Santuari elefanti

Gli elefanti fanno parte della cultura e della storia thailandese da secoli; essi sono uno dei simboli nazionali del Paese e li troviamo raffigurati ad esempio negli stemmi di alcune province ed anche sul passaporto.

Ad oggi si stima che gli elefanti indiani, questa la sottospecie che si trova in Thailandia, che vivono in libertà nelle foreste siano ormai solamente attorno ai 2.000-3.000 esemplari, superati in numero da quelli in cattività, poco meno di 4.000; all’inizio del XX secolo i numeri erano molto più alti ed infatti adesso viene considerata come una specie in pericolo.

In passato gli elefanti addomesticati venivano utilizzati in gran parte per il trasporto del legname, ma una legge del 1989 ha messo al bando il taglio illegale delle foreste, con la conseguenza che elefanti ed addestratori (mahouts) sono rimasti senza lavoro.

Con l’aumento del turismo internazionale in Thailandia e la sempre maggior richiesta di interazione con queste maestose creature, è stata piuttosto naturale la migrazione verso il settore turistico di mahouts ed elefanti, con questi ultimi utilizzati sia per spettacoli che per essere cavalcati dal turista di turno.

Jamikorn Srikam, CC BY-SA 4.0, via Wikimedia Commons

Gli elefanti sono animali molto grandi, arrivano a pesare fino a cinque tonnellate e ad un’altezza di oltre 3 metri ed è quindi facilmente intuibile che non è semplice addomesticarli e che il rapporto con gli esseri umani può essere difficoltoso; per renderli mansueti ed adatti ad un rapporto così ravvicinato con l’uomo hanno quindi dovuto subire torture e vessazioni, spesso li si vedono incatenati ed impossibilitati a muoversi in spazi adeguati.

Negli ultimi anni sono nati diversi santuari e centri di recupero (se ne contano attualmente circa 200), dove si presume che gli elefanti vengano trattati in maniera migliore, ma questo non è sempre vero, dato che molte di queste strutture sono nate per assecondare l’opinione pubblica ed il crescente interesse verso il benessere degli animali tenuti in cattività.

In alcuni di questi cosiddetti santuari è tuttora possibile effettuare dei tour sul dorso degli elefanti, mentre in altri le interazioni sono più ridotte oppure viene proprio evitato il contatto fisico con gli animali, che si possono soltanto osservare, la maniera più etica per scoprire meglio la vita di questi pachidermi.

È bene informarsi il più possibile sul centro di recupero che si vuole visitare, leggendo le recensioni ed altri articoli sul tema, che è abbastanza complesso, dato che riguarda anche migliaia di lavoratori che sopravvivono grazie agli elefanti ed al turismo.
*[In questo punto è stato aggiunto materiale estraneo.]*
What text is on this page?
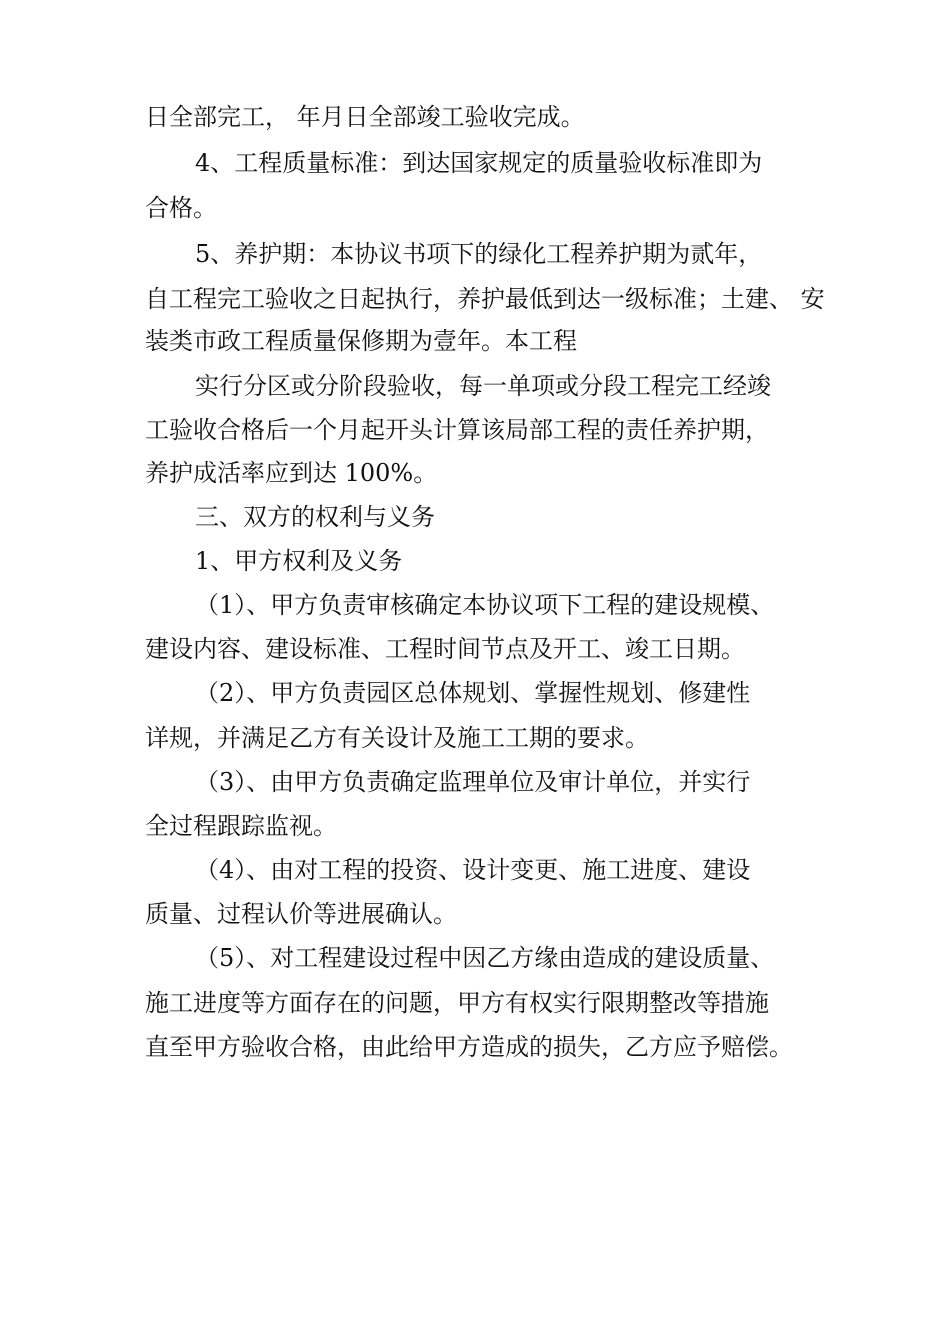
日全部完工， 年月日全部竣工验收完成。
4、工程质量标准：到达国家规定的质量验收标准即为
合格。
5、养护期：本协议书项下的绿化工程养护期为贰年，
自工程完工验收之日起执行，养护最低到达一级标准；土建、 安
装类市政工程质量保修期为壹年。本工程
实行分区或分阶段验收，每一单项或分段工程完工经竣
工验收合格后一个月起开头计算该局部工程的责任养护期，
养护成活率应到达 100%。
三、双方的权利与义务
1、甲方权利及义务
（1）、甲方负责审核确定本协议项下工程的建设规模、
建设内容、建设标准、工程时间节点及开工、竣工日期。
（2）、甲方负责园区总体规划、掌握性规划、修建性
详规，并满足乙方有关设计及施工工期的要求。
（3）、由甲方负责确定监理单位及审计单位，并实行
全过程跟踪监视。
（4）、由对工程的投资、设计变更、施工进度、建设
质量、过程认价等进展确认。
（5）、对工程建设过程中因乙方缘由造成的建设质量、
施工进度等方面存在的问题，甲方有权实行限期整改等措施
直至甲方验收合格，由此给甲方造成的损失，乙方应予赔偿。
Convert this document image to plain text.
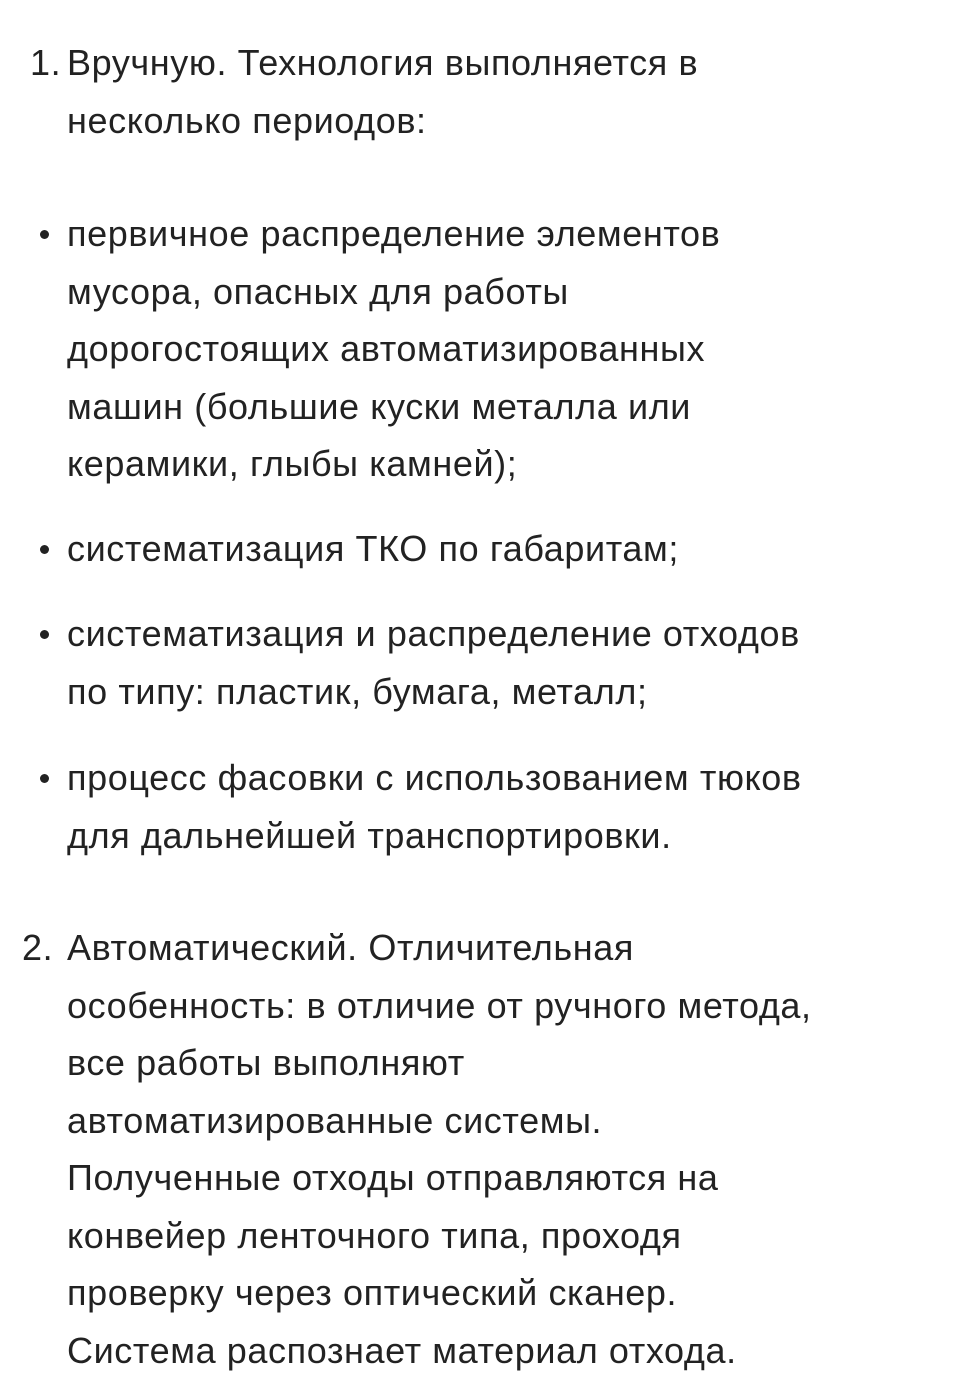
1. Вручную. Технология выполняется в
несколько периодов:
первичное распределение элементов
мусора, опасных для работы
дорогостоящих автоматизированных
машин (большие куски металла или
керамики, глыбы камней);
систематизация ТКО по габаритам;
систематизация и распределение отходов
по типу: пластик, бумага, металл;
процесс фасовки с использованием тюков
для дальнейшей транспортировки.
2. Автоматический. Отличительная
особенность: в отличие от ручного метода,
все работы выполняют
автоматизированные системы.
Полученные отходы отправляются на
конвейер ленточного типа, проходя
проверку через оптический сканер.
Система распознает материал отхода.
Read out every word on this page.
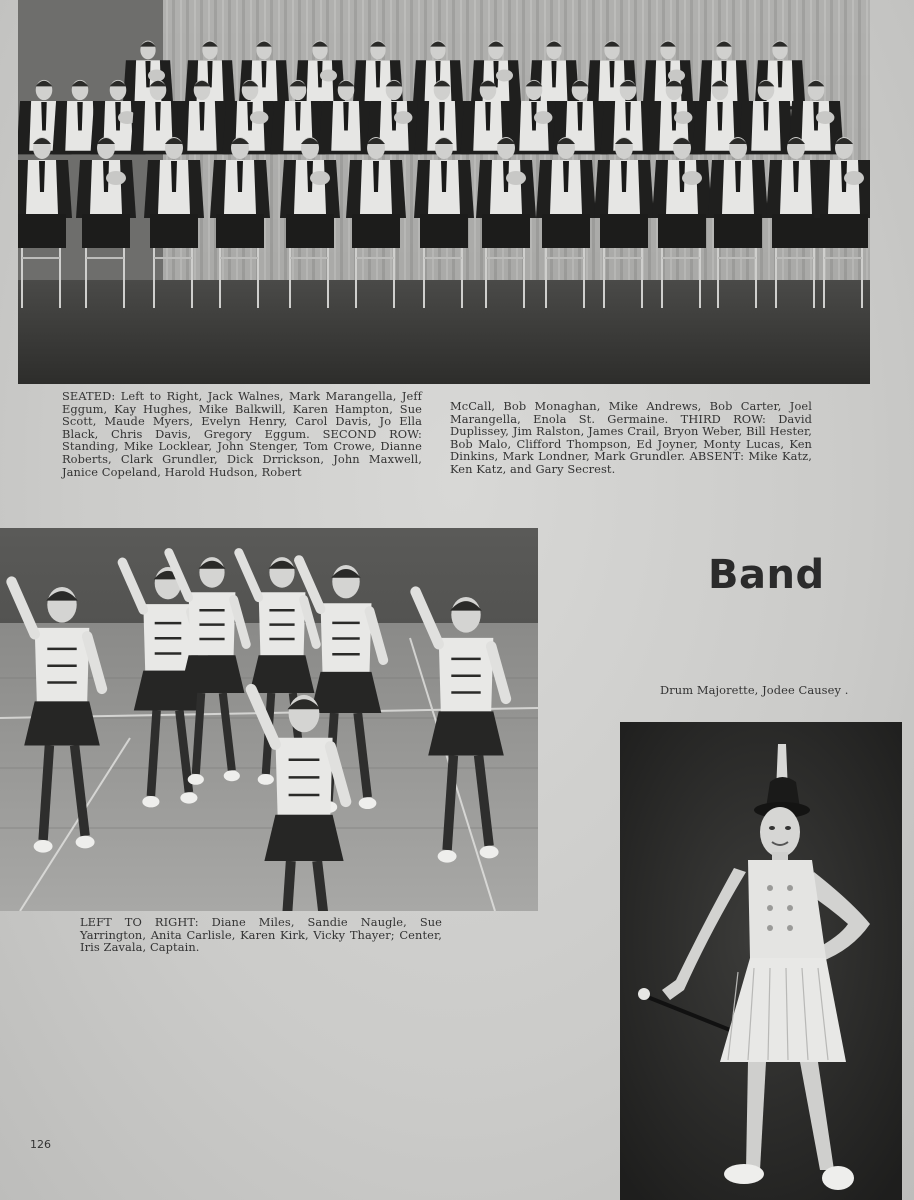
SEATED: Left to Right, Jack Walnes, Mark Marangella, Jeff Eggum, Kay Hughes, Mike Balkwill, Karen Hampton, Sue Scott, Maude Myers, Evelyn Henry, Carol Davis, Jo Ella Black, Chris Davis, Gregory Eggum. SECOND ROW: Standing, Mike Locklear, John Stenger, Tom Crowe, Dianne Roberts, Clark Grundler, Dick Drrickson, John Maxwell, Janice Copeland, Harold Hudson, Robert
McCall, Bob Monaghan, Mike Andrews, Bob Carter, Joel Marangella, Enola St. Germaine. THIRD ROW: David Duplissey, Jim Ralston, James Crail, Bryon Weber, Bill Hester, Bob Malo, Clifford Thompson, Ed Joyner, Monty Lucas, Ken Dinkins, Mark Londner, Mark Grundler. ABSENT: Mike Katz, Ken Katz, and Gary Secrest.
LEFT TO RIGHT: Diane Miles, Sandie Naugle, Sue Yarrington, Anita Carlisle, Karen Kirk, Vicky Thayer; Center, Iris Zavala, Captain.
Band
Drum Majorette, Jodee Causey .
126
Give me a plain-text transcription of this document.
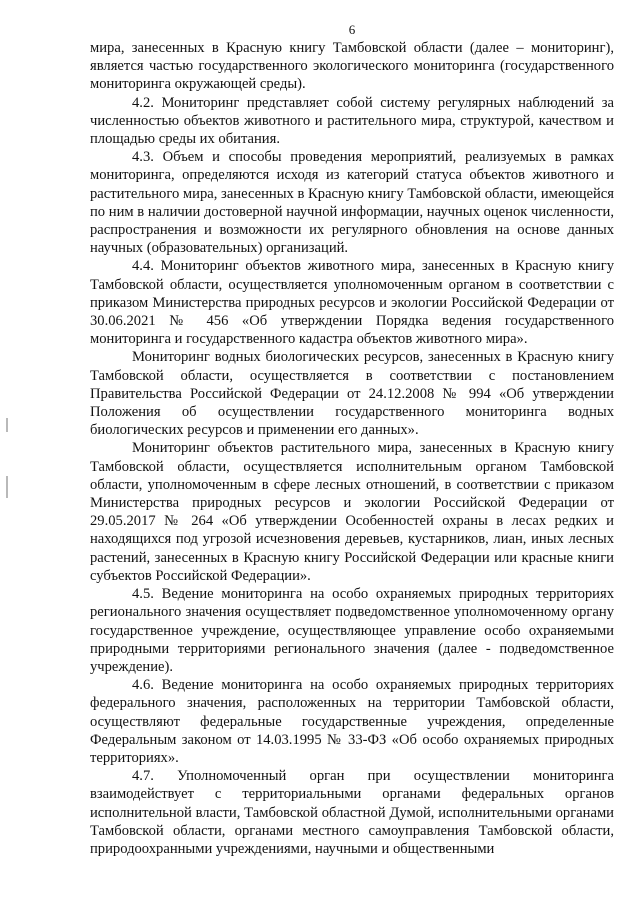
6

мира, занесенных в Красную книгу Тамбовской области (далее – мониторинг), является частью государственного экологического мониторинга (государственного мониторинга окружающей среды).

4.2. Мониторинг представляет собой систему регулярных наблюдений за численностью объектов животного и растительного мира, структурой, качеством и площадью среды их обитания.

4.3. Объем и способы проведения мероприятий, реализуемых в рамках мониторинга, определяются исходя из категорий статуса объектов животного и растительного мира, занесенных в Красную книгу Тамбовской области, имеющейся по ним в наличии достоверной научной информации, научных оценок численности, распространения и возможности их регулярного обновления на основе данных научных (образовательных) организаций.

4.4. Мониторинг объектов животного мира, занесенных в Красную книгу Тамбовской области, осуществляется уполномоченным органом в соответствии с приказом Министерства природных ресурсов и экологии Российской Федерации от 30.06.2021 № 456 «Об утверждении Порядка ведения государственного мониторинга и государственного кадастра объектов животного мира».

Мониторинг водных биологических ресурсов, занесенных в Красную книгу Тамбовской области, осуществляется в соответствии с постановлением Правительства Российской Федерации от 24.12.2008 № 994 «Об утверждении Положения об осуществлении государственного мониторинга водных биологических ресурсов и применении его данных».

Мониторинг объектов растительного мира, занесенных в Красную книгу Тамбовской области, осуществляется исполнительным органом Тамбовской области, уполномоченным в сфере лесных отношений, в соответствии с приказом Министерства природных ресурсов и экологии Российской Федерации от 29.05.2017 № 264 «Об утверждении Особенностей охраны в лесах редких и находящихся под угрозой исчезновения деревьев, кустарников, лиан, иных лесных растений, занесенных в Красную книгу Российской Федерации или красные книги субъектов Российской Федерации».

4.5. Ведение мониторинга на особо охраняемых природных территориях регионального значения осуществляет подведомственное уполномоченному органу государственное учреждение, осуществляющее управление особо охраняемыми природными территориями регионального значения (далее - подведомственное учреждение).

4.6. Ведение мониторинга на особо охраняемых природных территориях федерального значения, расположенных на территории Тамбовской области, осуществляют федеральные государственные учреждения, определенные Федеральным законом от 14.03.1995 № 33-ФЗ «Об особо охраняемых природных территориях».

4.7. Уполномоченный орган при осуществлении мониторинга взаимодействует с территориальными органами федеральных органов исполнительной власти, Тамбовской областной Думой, исполнительными органами Тамбовской области, органами местного самоуправления Тамбовской области, природоохранными учреждениями, научными и общественными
Le zone della Thailandia dove si trovano buona parte di questi centri sono Chiang Mai ed il nord del Paese, Kanchanaburi ed i territori di confine col Myanmar, oltre all’area di Surin, nell’Isan; anche nelle zone più turistiche troverete comunque uno o più centri.

I tour possono durare dalla mezza giornata a più giorni ed in alcuni santuari si può anche pernottare, osservando magari a distanza gli elefanti mentre si fa colazione oppure contribuire attivamente alle operazioni quotidiane, come la preparazione del cibo per gli animali; i prezzi variano in base al numero di attività ed al tempo che si passerà nel centro, partendo da una base di 1.500/2.000 baht.

Una valida alternativa da considerare è quella di visitare invece un parco nazionale, anche se in questo caso non è garantito ovviamente l’avvistamento degli elefanti, ma si darà un piccolo contributo alla conservazione dell’ambiente ed all’habitat di tante altre specie, alcune delle quali in grave pericolo di sopravvivenza; i parchi più indicati allo scopo sono quello di Kui Buri e Kaeng Krachan, nella parte centro-occidentale della Thailandia e quello di Khao Yai, a meno di 200 chilometri da Bangkok.